Laurent Raphaël

Édito: L’impératif présent

Laurent Raphaël Rédacteur en chef Focus

Quand, dans un siècle, les historiens feront l’inventaire des changements induits par l’avènement de la société digitale, ils ne manqueront pas de relever un phénomène que nous ressentons déjà intuitivement mais qui échappe encore largement à l’entendement: la contraction du temps. Un peu comme si la ligne qui va du passé au futur s’était subitement racrapotée en un point de fusion symbolisant un présent absolu, totalitaire, absorbant dans son trou noir tout ce qui le précède et le suit.

La surstimulation technologiquement assistée, qui étouffe le cerveau en l’obligeant à une veille permanente, est probablement la cause principale de cet enfermement dans la capsule de l’instant immédiat. A l’exception des vacances, et encore, uniquement si l’on se trouve dans une zone blanche (sans wifi), l’homme moderne est constamment connecté au magma numérique, dont l’effet de sidération, par la quantité comme par la teneur élevée en cholestérol émotionnel, dépasse de loin la capacité d’absorption de la raison humaine, la condamnant de fait à la servitude perpétuelle. Un peu comme si Goliath avait terrassé David et en avait fait un esclave, mais que ce dernier s’obstinait à prétendre qu’il maîtrise la situation…
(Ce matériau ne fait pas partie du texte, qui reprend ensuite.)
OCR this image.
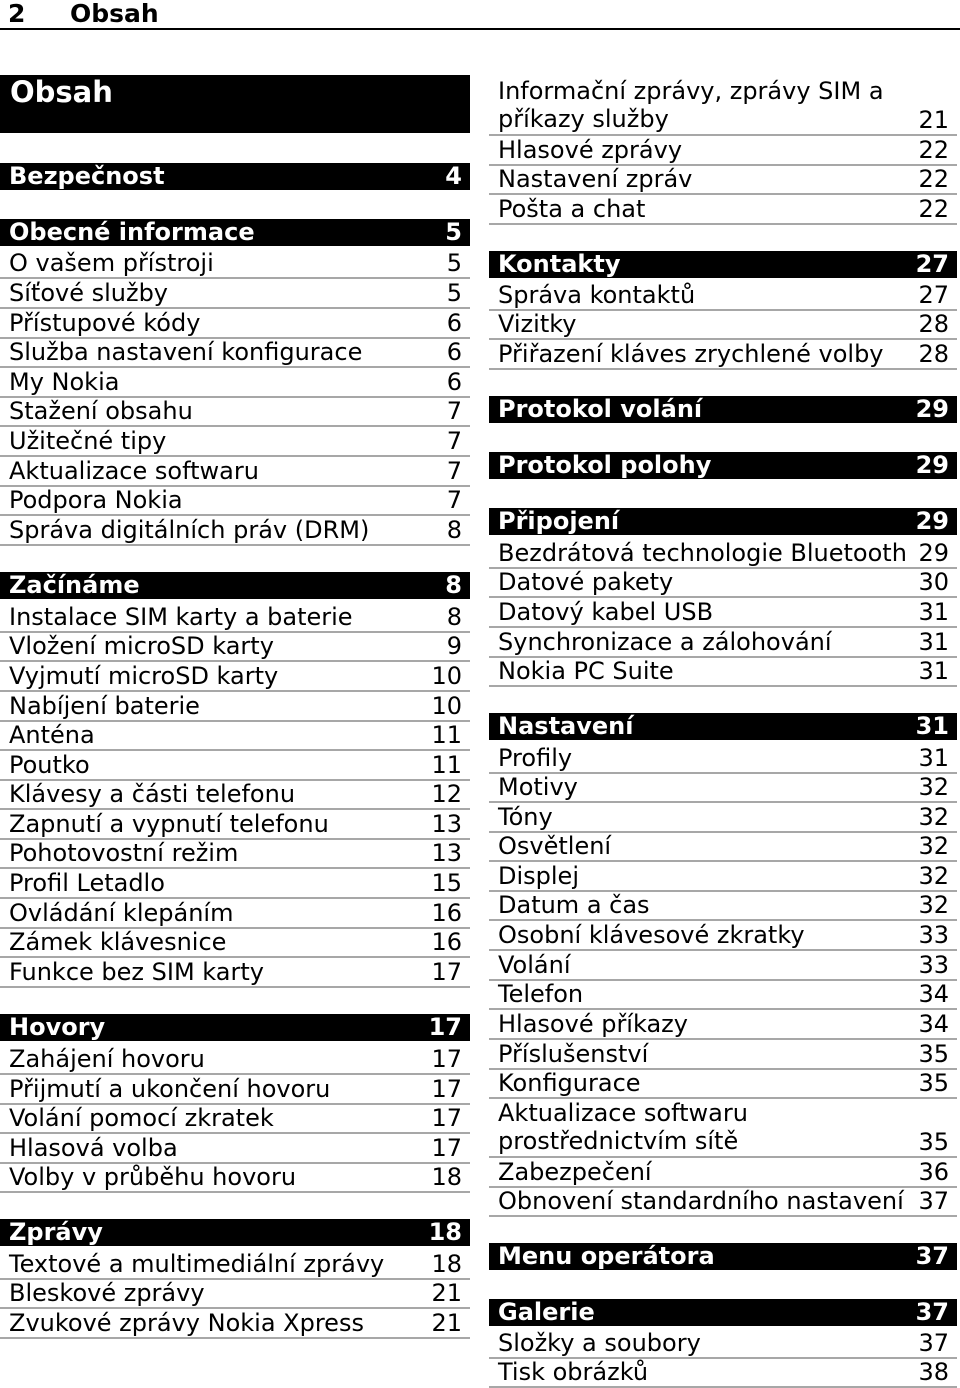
2 Obsah
Obsah
Bezpečnost	4
Obecné informace	5
O vašem přístroji	5
Síťové služby	5
Přístupové kódy	6
Služba nastavení konfigurace	6
My Nokia	6
Stažení obsahu	7
Užitečné tipy	7
Aktualizace softwaru	7
Podpora Nokia	7
Správa digitálních práv (DRM)	8
Začínáme	8
Instalace SIM karty a baterie	8
Vložení microSD karty	9
Vyjmutí microSD karty	10
Nabíjení baterie	10
Anténa	11
Poutko	11
Klávesy a části telefonu	12
Zapnutí a vypnutí telefonu	13
Pohotovostní režim	13
Profil Letadlo	15
Ovládání klepáním	16
Zámek klávesnice	16
Funkce bez SIM karty	17
Hovory	17
Zahájení hovoru	17
Přijmutí a ukončení hovoru	17
Volání pomocí zkratek	17
Hlasová volba	17
Volby v průběhu hovoru	18
Zprávy	18
Textové a multimediální zprávy 18
Bleskové zprávy	21
Zvukové zprávy Nokia Xpress	21
Informační zprávy, zprávy SIM a příkazy služby	21
Hlasové zprávy	22
Nastavení zpráv	22
Pošta a chat	22
Kontakty	27
Správa kontaktů	27
Vizitky	28
Přiřazení kláves zrychlené volby 28
Protokol volání	29
Protokol polohy	29
Připojení	29
Bezdrátová technologie Bluetooth 29
Datové pakety	30
Datový kabel USB	31
Synchronizace a zálohování	31
Nokia PC Suite	31
Nastavení	31
Profily	31
Motivy	32
Tóny	32
Osvětlení	32
Displej	32
Datum a čas	32
Osobní klávesové zkratky	33
Volání	33
Telefon	34
Hlasové příkazy	34
Příslušenství	35
Konfigurace	35
Aktualizace softwaru prostřednictvím sítě	35
Zabezpečení	36
Obnovení standardního nastavení 37
Menu operátora	37
Galerie	37
Složky a soubory	37
Tisk obrázků	38
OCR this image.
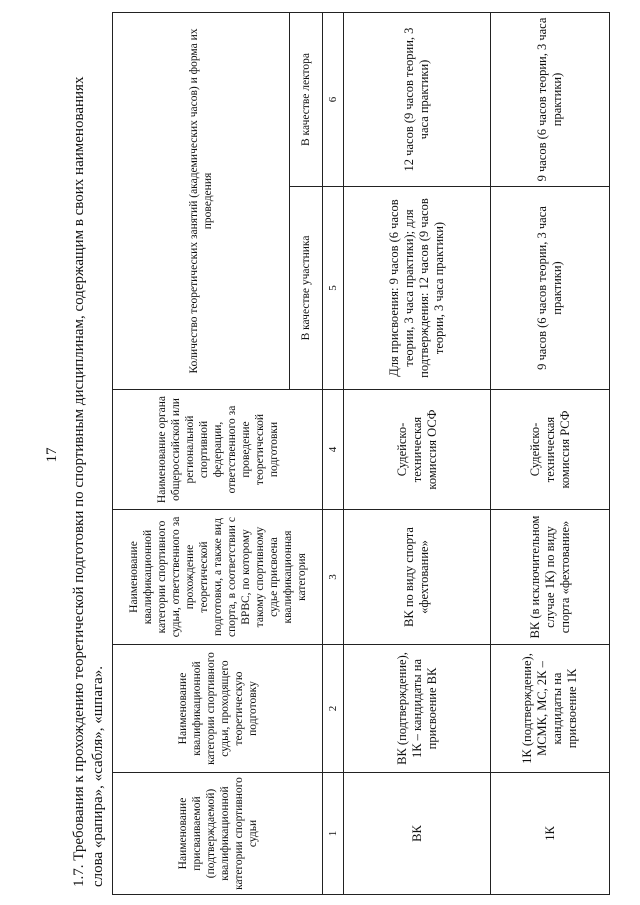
17 1.7. Требования к прохождению теоретической подготовки по спортивным дисциплинам, содержащим в своих наименованиях слова «рапира», «сабля», «шпага».	Наименование присваиваемой (подтверждаемой) квалификационной категории спортивного судьи	Наименование квалификационной категории спортивного судьи, проходящего теоретическую подготовку	Наименование квалификационной категории спортивного судьи, ответственного за прохождение теоретической подготовки, а также вид спорта, в соответствии с ВРВС, по которому такому спортивному судье присвоена квалификационная категория	Наименование органа общероссийской или региональной спортивной федерации, ответственного за проведение теоретической подготовки	Количество теоретических занятий (академических часов) и форма их проведения	
				В качестве участника	В качестве лектора
1	2	3	4	5	6
ВК	ВК (подтверждение), 1К – кандидаты на присвоение ВК	ВК по виду спорта «фехтование»	Судейско-техническая комиссия ОСФ	Для присвоения: 9 часов (6 часов теории, 3 часа практики); для подтверждения: 12 часов (9 часов теории, 3 часа практики)	12 часов (9 часов теории, 3 часа практики)
1К	1К (подтверждение), МСМК, МС, 2К – кандидаты на присвоение 1К	ВК (в исключительном случае 1К) по виду спорта «фехтование»	Судейско-техническая комиссия РСФ	9 часов (6 часов теории, 3 часа практики)	9 часов (6 часов теории, 3 часа практики)
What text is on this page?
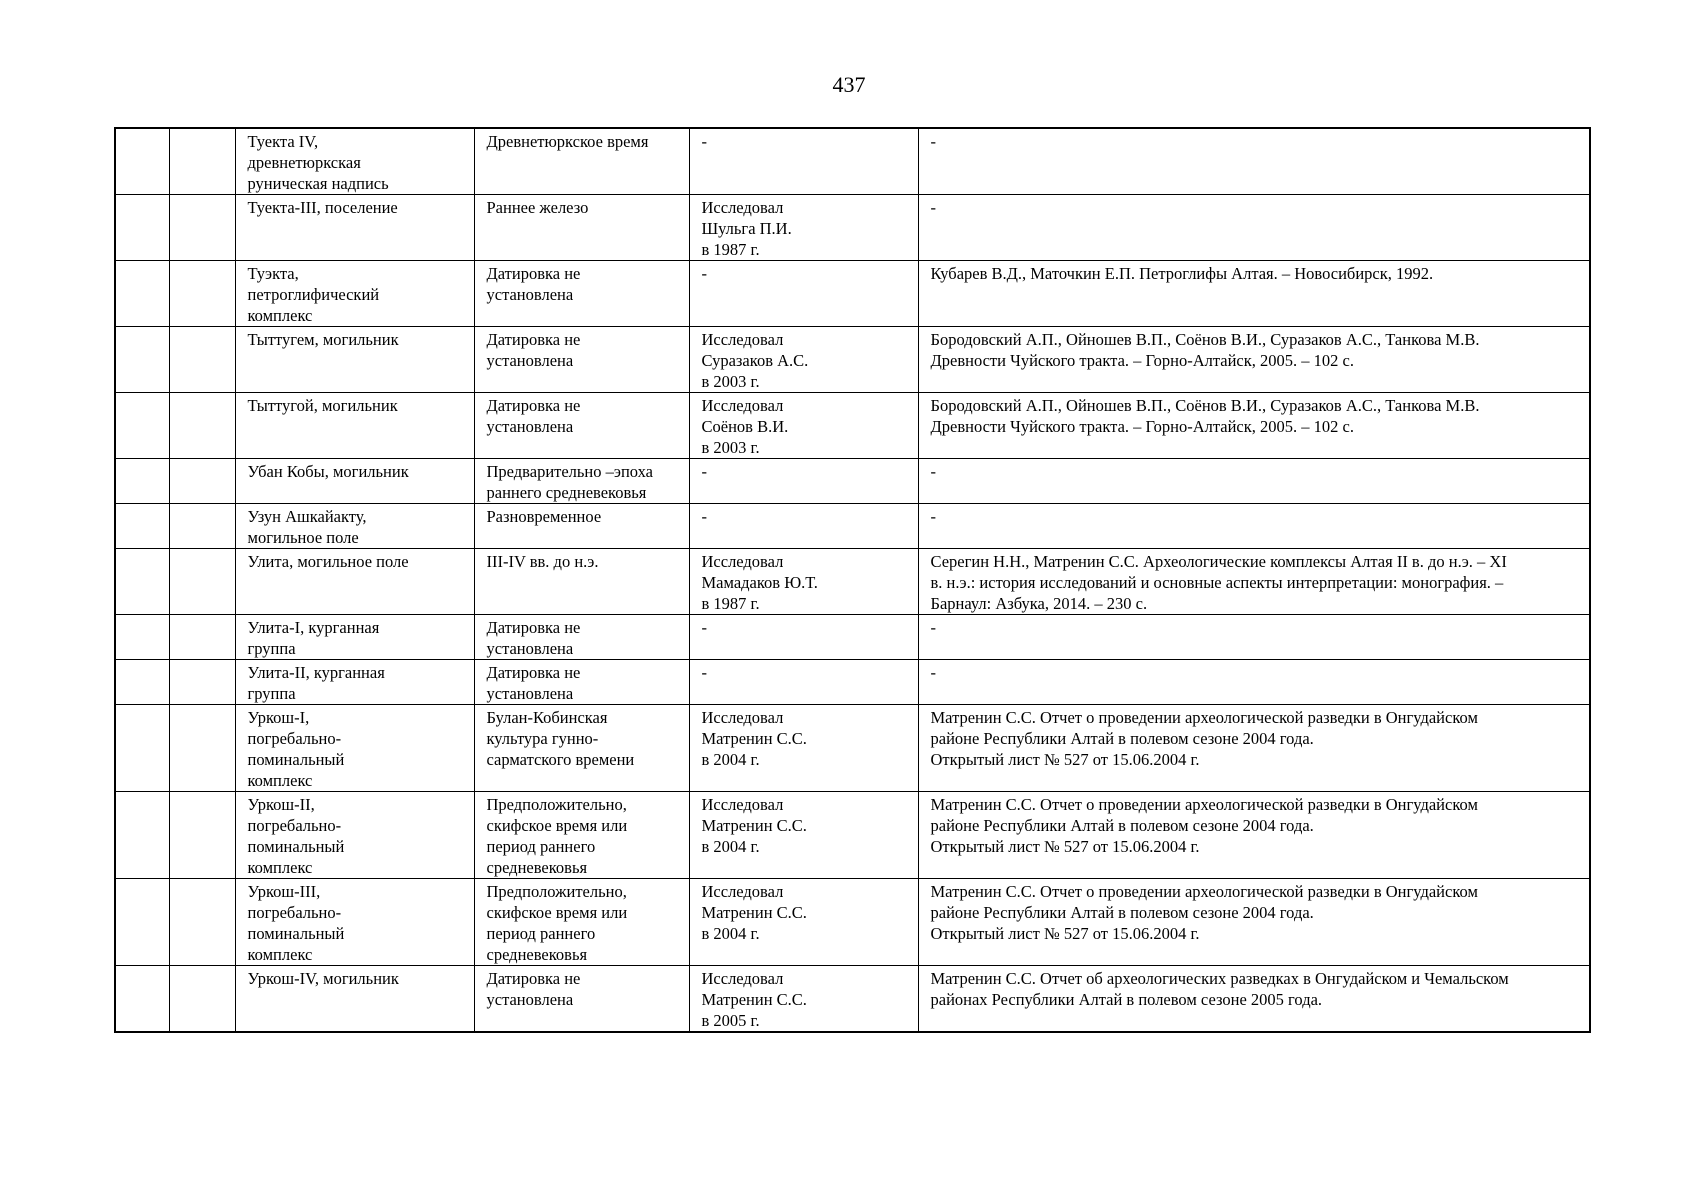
437
		Туекта IV,
древнетюркская
руническая надпись	Древнетюркское время	-	-
		Туекта-III, поселение	Раннее железо	Исследовал
Шульга П.И.
в 1987 г.	-
		Туэкта,
петроглифический
комплекс	Датировка не
установлена	-	Кубарев В.Д., Маточкин Е.П. Петроглифы Алтая. – Новосибирск, 1992.
		Тыттугем, могильник	Датировка не
установлена	Исследовал
Суразаков А.С.
в 2003 г.	Бородовский А.П., Ойношев В.П., Соёнов В.И., Суразаков А.С., Танкова М.В.
Древности Чуйского тракта. – Горно-Алтайск, 2005. – 102 с.
		Тыттугой, могильник	Датировка не
установлена	Исследовал
Соёнов В.И.
в 2003 г.	Бородовский А.П., Ойношев В.П., Соёнов В.И., Суразаков А.С., Танкова М.В.
Древности Чуйского тракта. – Горно-Алтайск, 2005. – 102 с.
		Убан Кобы, могильник	Предварительно –эпоха
раннего средневековья	-	-
		Узун Ашкайакту,
могильное поле	Разновременное	-	-
		Улита, могильное поле	III-IV вв. до н.э.	Исследовал
Мамадаков Ю.Т.
в 1987 г.	Серегин Н.Н., Матренин С.С. Археологические комплексы Алтая II в. до н.э. – XI
в. н.э.: история исследований и основные аспекты интерпретации: монография. –
Барнаул: Азбука, 2014. – 230 с.
		Улита-I, курганная
группа	Датировка не
установлена	-	-
		Улита-II, курганная
группа	Датировка не
установлена	-	-
		Уркош-I,
погребально-
поминальный
комплекс	Булан-Кобинская
культура гунно-
сарматского времени	Исследовал
Матренин С.С.
в 2004 г.	Матренин С.С. Отчет о проведении археологической разведки в Онгудайском
районе Республики Алтай в полевом сезоне 2004 года.
Открытый лист № 527 от 15.06.2004 г.
		Уркош-II,
погребально-
поминальный
комплекс	Предположительно,
скифское время или
период раннего
средневековья	Исследовал
Матренин С.С.
в 2004 г.	Матренин С.С. Отчет о проведении археологической разведки в Онгудайском
районе Республики Алтай в полевом сезоне 2004 года.
Открытый лист № 527 от 15.06.2004 г.
		Уркош-III,
погребально-
поминальный
комплекс	Предположительно,
скифское время или
период раннего
средневековья	Исследовал
Матренин С.С.
в 2004 г.	Матренин С.С. Отчет о проведении археологической разведки в Онгудайском
районе Республики Алтай в полевом сезоне 2004 года.
Открытый лист № 527 от 15.06.2004 г.
		Уркош-IV, могильник	Датировка не
установлена	Исследовал
Матренин С.С.
в 2005 г.	Матренин С.С. Отчет об археологических разведках в Онгудайском и Чемальском
районах Республики Алтай в полевом сезоне 2005 года.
L’alibi professionnel qui sert souvent à justifier cette dépendance volontaire, de jour comme de nuit, relèverait dans un autre domaine moins socialement et commercialement porteur de l’addiction pathologique pure et simple. Ou de l’état d’urgence. Car comme l’explique le philosophe Maurizio Ferraris, auteur de Mobilisation totale. L’appel du portable (éditions PUF), nous sommes entrés dans l’ère de « la militarisation de la vie civile« . L’intensité et l’omniprésence du virtuel dans nos vies font de nous des mobilisés comme peuvent l’être des soldats sur le pied de guerre. Le smartphone et la tablette sont nos armes et la Toile un champ de bataille. 24h sur 24, sept jours sur sept, nous répondons aux ordres ou nous en donnons à coups d’e-mails, de posts, de commentaires ou de photos. Les origines militaires du Web comme du portable (le téléphone rouge qui reliait le président américain à son homologue soviétique en cas de menace nucléaire) apparaissent avec le recul comme prophétiques, voire prémonitoires de l’usage actuel.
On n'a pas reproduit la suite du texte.